The road, which I wouldn’t want to drive my car over, was loosely paved with stones ranging in size from a man’s fist to a baby’s head. Water bars crossed at odd intervals and the cool, gray surface of slick rock rose in lumps from the road bed’s sand like shields abandoned on an ancient battle field. Tilt the whole image at a precipitous angle, throw in a few switchbacks, and you get a sense of the surface my five team mates and I found ourselves flying down at mile 96 of the Rapha Gentlemen’s Race.
I had thought that I was being challenged much earlier in the day as our team, having started last of among 21 others, passed two others in quick succession. Back then (months ago?) I thought a challenge was holding my friend’s wheel on a small hill; the 135 miles would be easy. Now, legs tired and mouth dry, jersey crusty with salt, bike damaged and knee bloodied, I realized that the race was crazy in concept and execution — anything but easy. So, I rode my brakes down the hill, swooping from left to right seeking a smoother line. I skidded around turns and held on tight. At the bottom, the team paused to regroup. We all shared a common look, which said: “Dear Rapha, I will ride my bike from here to the moon, so long as I do not have to ride my road bike down anything like that, ever again. Sincerely, Team Bicycling.”

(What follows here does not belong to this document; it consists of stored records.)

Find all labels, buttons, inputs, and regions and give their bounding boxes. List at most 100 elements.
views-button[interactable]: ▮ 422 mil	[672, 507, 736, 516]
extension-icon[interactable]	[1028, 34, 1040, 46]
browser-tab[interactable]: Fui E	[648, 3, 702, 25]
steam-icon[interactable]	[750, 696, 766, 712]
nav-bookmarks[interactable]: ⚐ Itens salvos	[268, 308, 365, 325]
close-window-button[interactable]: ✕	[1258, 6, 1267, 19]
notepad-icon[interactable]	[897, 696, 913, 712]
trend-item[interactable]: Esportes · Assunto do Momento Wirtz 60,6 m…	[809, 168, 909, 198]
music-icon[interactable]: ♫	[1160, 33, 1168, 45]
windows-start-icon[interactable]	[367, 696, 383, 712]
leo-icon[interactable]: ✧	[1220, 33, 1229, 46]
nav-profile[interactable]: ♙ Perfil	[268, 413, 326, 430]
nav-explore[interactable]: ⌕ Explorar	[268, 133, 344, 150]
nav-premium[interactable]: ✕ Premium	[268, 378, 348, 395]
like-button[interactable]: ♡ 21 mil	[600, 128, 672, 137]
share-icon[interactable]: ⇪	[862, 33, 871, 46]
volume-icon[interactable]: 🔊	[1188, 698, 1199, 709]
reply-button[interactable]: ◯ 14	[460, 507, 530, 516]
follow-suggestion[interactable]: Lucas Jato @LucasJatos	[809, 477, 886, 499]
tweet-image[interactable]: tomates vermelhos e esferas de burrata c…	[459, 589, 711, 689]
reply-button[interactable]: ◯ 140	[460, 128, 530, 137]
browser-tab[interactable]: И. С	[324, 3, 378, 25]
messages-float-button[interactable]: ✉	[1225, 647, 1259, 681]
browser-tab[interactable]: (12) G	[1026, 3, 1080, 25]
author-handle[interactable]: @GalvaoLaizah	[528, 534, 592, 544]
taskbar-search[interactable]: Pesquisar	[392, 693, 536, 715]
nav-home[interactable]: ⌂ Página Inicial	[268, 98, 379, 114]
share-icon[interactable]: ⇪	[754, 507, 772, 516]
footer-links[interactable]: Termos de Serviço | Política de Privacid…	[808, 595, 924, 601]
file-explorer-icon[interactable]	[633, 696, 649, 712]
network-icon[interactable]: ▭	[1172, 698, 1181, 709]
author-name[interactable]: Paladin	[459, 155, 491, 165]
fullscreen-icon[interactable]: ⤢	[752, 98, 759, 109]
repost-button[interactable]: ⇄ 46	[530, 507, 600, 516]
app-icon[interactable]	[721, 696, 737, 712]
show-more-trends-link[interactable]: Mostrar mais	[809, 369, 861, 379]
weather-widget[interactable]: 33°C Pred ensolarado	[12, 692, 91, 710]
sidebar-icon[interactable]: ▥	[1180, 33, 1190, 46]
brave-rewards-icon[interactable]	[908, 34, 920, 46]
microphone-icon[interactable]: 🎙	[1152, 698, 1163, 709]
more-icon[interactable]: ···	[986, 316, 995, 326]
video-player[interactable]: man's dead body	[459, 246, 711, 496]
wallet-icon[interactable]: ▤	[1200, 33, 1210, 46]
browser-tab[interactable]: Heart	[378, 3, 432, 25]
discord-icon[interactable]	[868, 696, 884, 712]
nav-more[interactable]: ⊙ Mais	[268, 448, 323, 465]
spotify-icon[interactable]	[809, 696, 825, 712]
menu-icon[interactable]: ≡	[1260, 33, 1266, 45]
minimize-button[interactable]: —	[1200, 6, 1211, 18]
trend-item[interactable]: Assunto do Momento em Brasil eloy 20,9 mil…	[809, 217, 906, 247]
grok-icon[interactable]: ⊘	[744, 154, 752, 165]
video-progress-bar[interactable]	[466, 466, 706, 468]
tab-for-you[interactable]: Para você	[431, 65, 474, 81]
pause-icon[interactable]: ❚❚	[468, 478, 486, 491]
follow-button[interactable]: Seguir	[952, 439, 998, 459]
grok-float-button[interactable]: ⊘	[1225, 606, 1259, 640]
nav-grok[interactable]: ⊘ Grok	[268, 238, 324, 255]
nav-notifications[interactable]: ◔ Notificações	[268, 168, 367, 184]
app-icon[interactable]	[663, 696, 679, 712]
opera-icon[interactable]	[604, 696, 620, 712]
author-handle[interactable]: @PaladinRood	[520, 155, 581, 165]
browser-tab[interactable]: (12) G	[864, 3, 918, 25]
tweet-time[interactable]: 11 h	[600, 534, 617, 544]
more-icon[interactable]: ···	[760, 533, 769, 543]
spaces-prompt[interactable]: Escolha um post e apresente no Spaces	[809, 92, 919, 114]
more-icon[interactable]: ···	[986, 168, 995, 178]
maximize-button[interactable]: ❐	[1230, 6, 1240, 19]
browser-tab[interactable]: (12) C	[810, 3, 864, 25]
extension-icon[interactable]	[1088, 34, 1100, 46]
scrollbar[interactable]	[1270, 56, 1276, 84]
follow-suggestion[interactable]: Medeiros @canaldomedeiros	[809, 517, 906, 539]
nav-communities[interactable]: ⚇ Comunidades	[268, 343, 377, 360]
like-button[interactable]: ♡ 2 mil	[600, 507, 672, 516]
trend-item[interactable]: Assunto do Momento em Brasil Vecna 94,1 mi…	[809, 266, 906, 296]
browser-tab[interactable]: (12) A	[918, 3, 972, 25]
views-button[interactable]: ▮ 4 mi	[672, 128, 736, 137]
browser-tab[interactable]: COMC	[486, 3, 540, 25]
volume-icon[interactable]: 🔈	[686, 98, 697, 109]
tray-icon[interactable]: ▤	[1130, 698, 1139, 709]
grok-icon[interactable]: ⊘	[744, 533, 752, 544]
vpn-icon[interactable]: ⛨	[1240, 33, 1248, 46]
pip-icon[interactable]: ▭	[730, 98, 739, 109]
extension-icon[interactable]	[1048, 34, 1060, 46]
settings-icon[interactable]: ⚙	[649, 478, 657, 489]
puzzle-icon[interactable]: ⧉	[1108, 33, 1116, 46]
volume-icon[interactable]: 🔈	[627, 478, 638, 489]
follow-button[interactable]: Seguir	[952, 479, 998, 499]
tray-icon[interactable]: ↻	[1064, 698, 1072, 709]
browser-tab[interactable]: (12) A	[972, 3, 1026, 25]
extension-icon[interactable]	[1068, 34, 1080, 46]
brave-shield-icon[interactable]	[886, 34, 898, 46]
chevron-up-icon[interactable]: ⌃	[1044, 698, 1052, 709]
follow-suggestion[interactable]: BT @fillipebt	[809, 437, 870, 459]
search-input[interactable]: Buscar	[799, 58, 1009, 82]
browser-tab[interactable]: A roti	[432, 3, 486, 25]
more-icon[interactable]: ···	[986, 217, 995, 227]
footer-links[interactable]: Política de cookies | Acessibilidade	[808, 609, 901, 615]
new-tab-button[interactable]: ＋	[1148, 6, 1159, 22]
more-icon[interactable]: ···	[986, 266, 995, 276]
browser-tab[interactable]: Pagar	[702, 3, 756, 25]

Fortunately, things got a little easier from there, even as we crossed over Blue Mountain once more and then embarked on an endless series of rolling hills. Over the course of the day, every rider on our team tested his or her limits. Maybe that was the point? We rode safely down Bake Oven Road, managed to keep turning the pedals harder than other teams, and remained friends after finishing — all minor miracles. That we set the day’s fastest time on the course — well, that was just old fashioned hard work.